ECLI:NL:RBUTR:2003:AF4464
Rechtbank Utrecht
- Eerste aanleg - meervoudig
- P. Bender
- I.P.H.M. Severeijns
- G.G.C. de Korte
- Rechtspraak.nl
Vrijspraak van verdachte wegens onvoldoende bewijs in strafzaak
Op 13 februari 2003 heeft de Rechtbank Utrecht uitspraak gedaan in een strafzaak tegen een verdachte, die werd beschuldigd van verschillende strafbare feiten. De zaak werd behandeld door de meervoudige kamer voor strafzaken, waarbij de rechtbank op 30 januari 2003 een terechtzitting heeft gehouden. Tijdens deze zitting zijn de verklaringen van getuigen en de tenlastelegging besproken. De rechtbank heeft vastgesteld dat er sterke aanwijzingen waren voor de betrokkenheid van de verdachte bij de ten laste gelegde feiten, met name op basis van de verklaring van getuige N.A. Deze verklaring werd door de rechtbank als geloofwaardig en betrouwbaar beoordeeld.
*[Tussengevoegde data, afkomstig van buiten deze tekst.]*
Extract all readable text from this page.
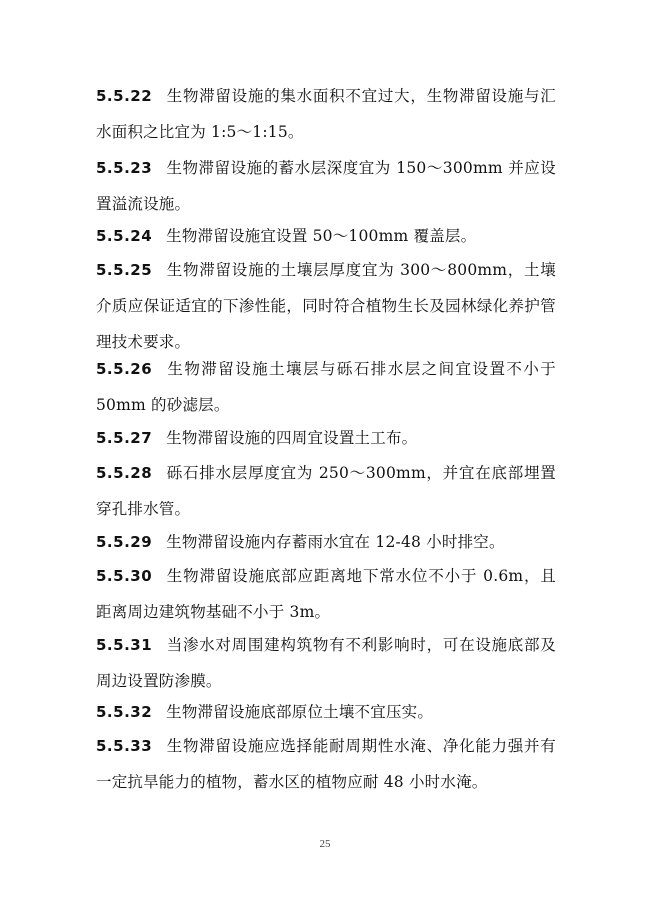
5.5.22 生物滞留设施的集水面积不宜过大，生物滞留设施与汇水面积之比宜为 1:5～1:15。

5.5.23 生物滞留设施的蓄水层深度宜为 150～300mm 并应设置溢流设施。

5.5.24 生物滞留设施宜设置 50～100mm 覆盖层。

5.5.25 生物滞留设施的土壤层厚度宜为 300～800mm，土壤介质应保证适宜的下渗性能，同时符合植物生长及园林绿化养护管理技术要求。

5.5.26 生物滞留设施土壤层与砾石排水层之间宜设置不小于 50mm 的砂滤层。

5.5.27 生物滞留设施的四周宜设置土工布。

5.5.28 砾石排水层厚度宜为 250～300mm，并宜在底部埋置穿孔排水管。

5.5.29 生物滞留设施内存蓄雨水宜在 12-48 小时排空。

5.5.30 生物滞留设施底部应距离地下常水位不小于 0.6m，且距离周边建筑物基础不小于 3m。

5.5.31 当渗水对周围建构筑物有不利影响时，可在设施底部及周边设置防渗膜。

5.5.32 生物滞留设施底部原位土壤不宜压实。

5.5.33 生物滞留设施应选择能耐周期性水淹、净化能力强并有一定抗旱能力的植物，蓄水区的植物应耐 48 小时水淹。

25
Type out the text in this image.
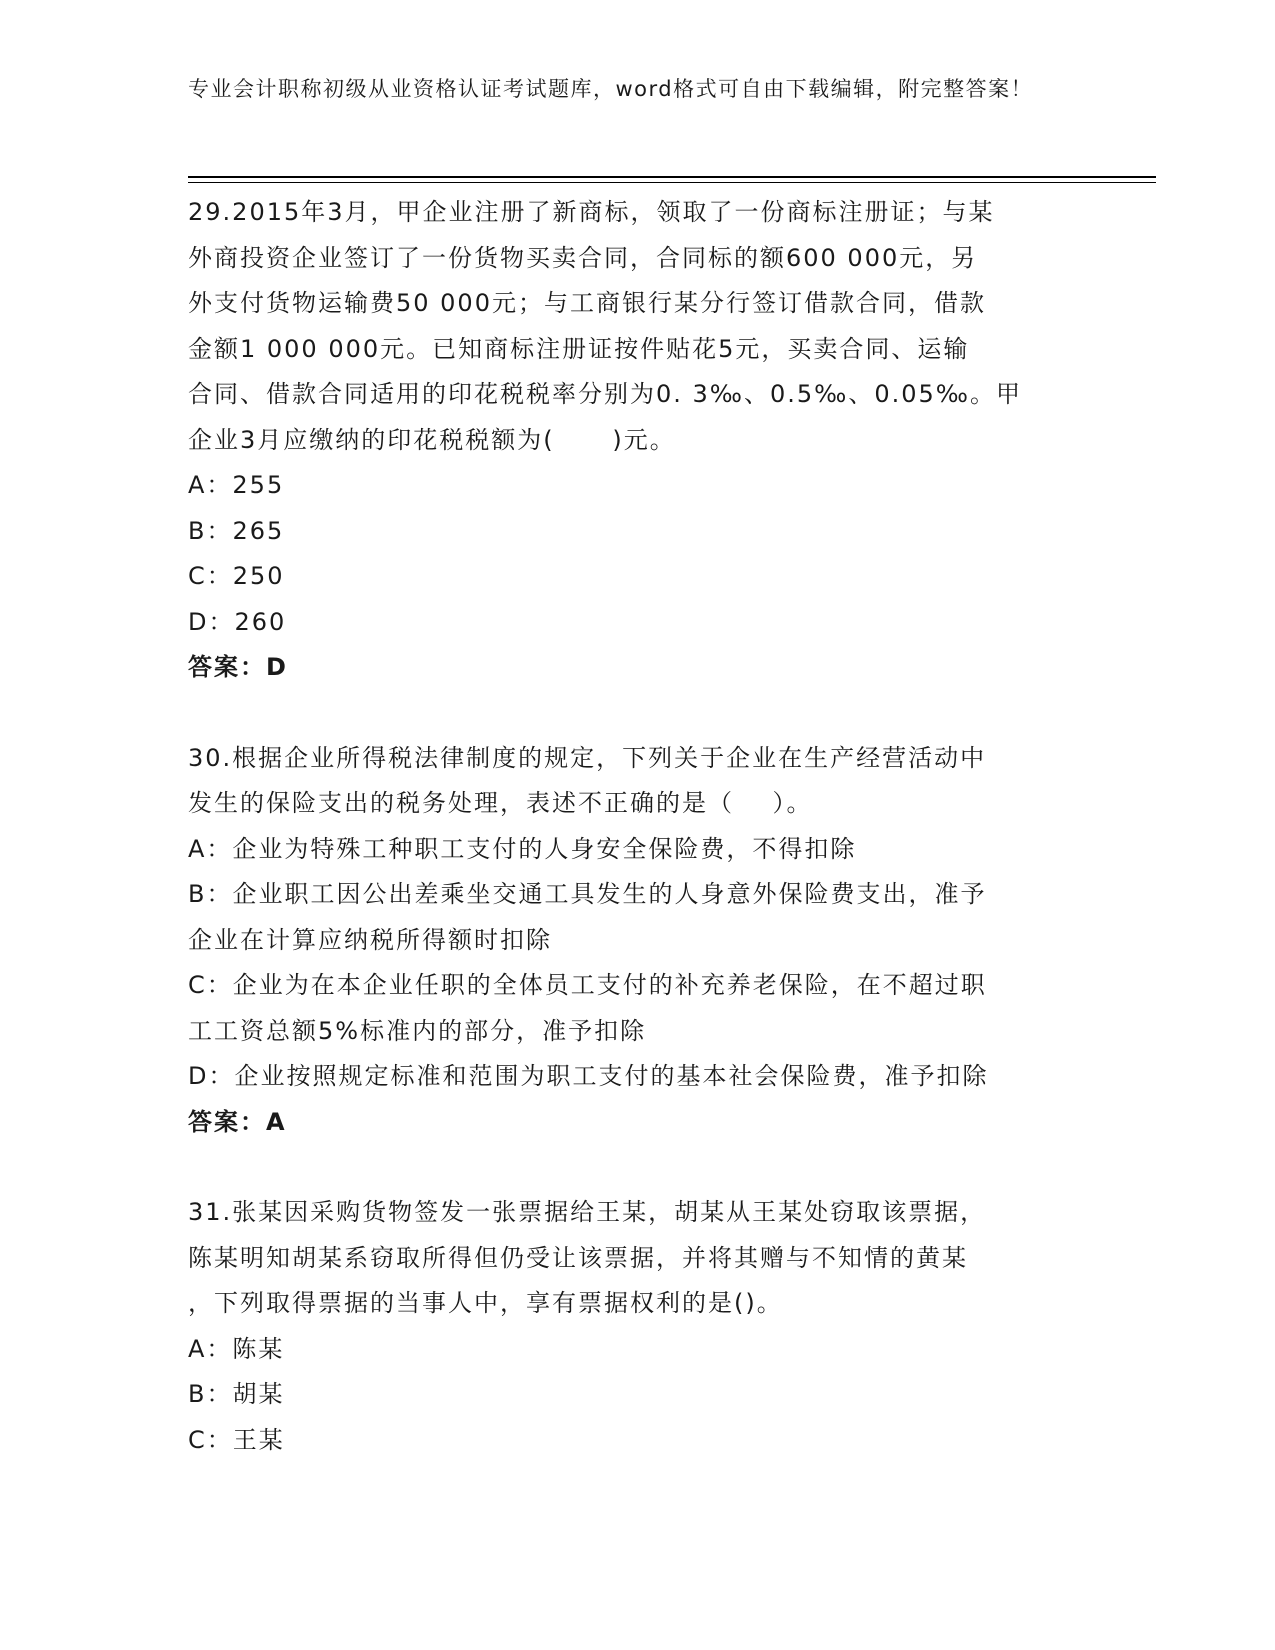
专业会计职称初级从业资格认证考试题库，word格式可自由下载编辑，附完整答案！
29.2015年3月，甲企业注册了新商标，领取了一份商标注册证；与某
外商投资企业签订了一份货物买卖合同，合同标的额600 000元，另
外支付货物运输费50 000元；与工商银行某分行签订借款合同，借款
金额1 000 000元。已知商标注册证按件贴花5元，买卖合同、运输
合同、借款合同适用的印花税税率分别为0. 3‰、0.5‰、0.05‰。甲
企业3月应缴纳的印花税税额为(      )元。
A：255
B：265
C：250
D：260
答案：D
30.根据企业所得税法律制度的规定，下列关于企业在生产经营活动中
发生的保险支出的税务处理，表述不正确的是（    ）。
A：企业为特殊工种职工支付的人身安全保险费，不得扣除
B：企业职工因公出差乘坐交通工具发生的人身意外保险费支出，准予
企业在计算应纳税所得额时扣除
C：企业为在本企业任职的全体员工支付的补充养老保险，在不超过职
工工资总额5%标准内的部分，准予扣除
D：企业按照规定标准和范围为职工支付的基本社会保险费，准予扣除
答案：A
31.张某因采购货物签发一张票据给王某，胡某从王某处窃取该票据，
陈某明知胡某系窃取所得但仍受让该票据，并将其赠与不知情的黄某
，下列取得票据的当事人中，享有票据权利的是()。
A：陈某
B：胡某
C：王某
Echter, de rechtbank oordeelde dat deze aanwijzingen niet voldoende waren om wettig bewijs te leveren dat de verdachte daadwerkelijk de hem ten laste gelegde feiten had begaan. Er waren geen andere wettige bewijsmiddelen beschikbaar die de betrokkenheid van de verdachte konden onderbouwen. Daarom heeft de rechtbank besloten dat niet wettig en overtuigend bewezen was dat de verdachte de ten laste gelegde feiten had begaan, en sprak hem vrij van alle beschuldigingen.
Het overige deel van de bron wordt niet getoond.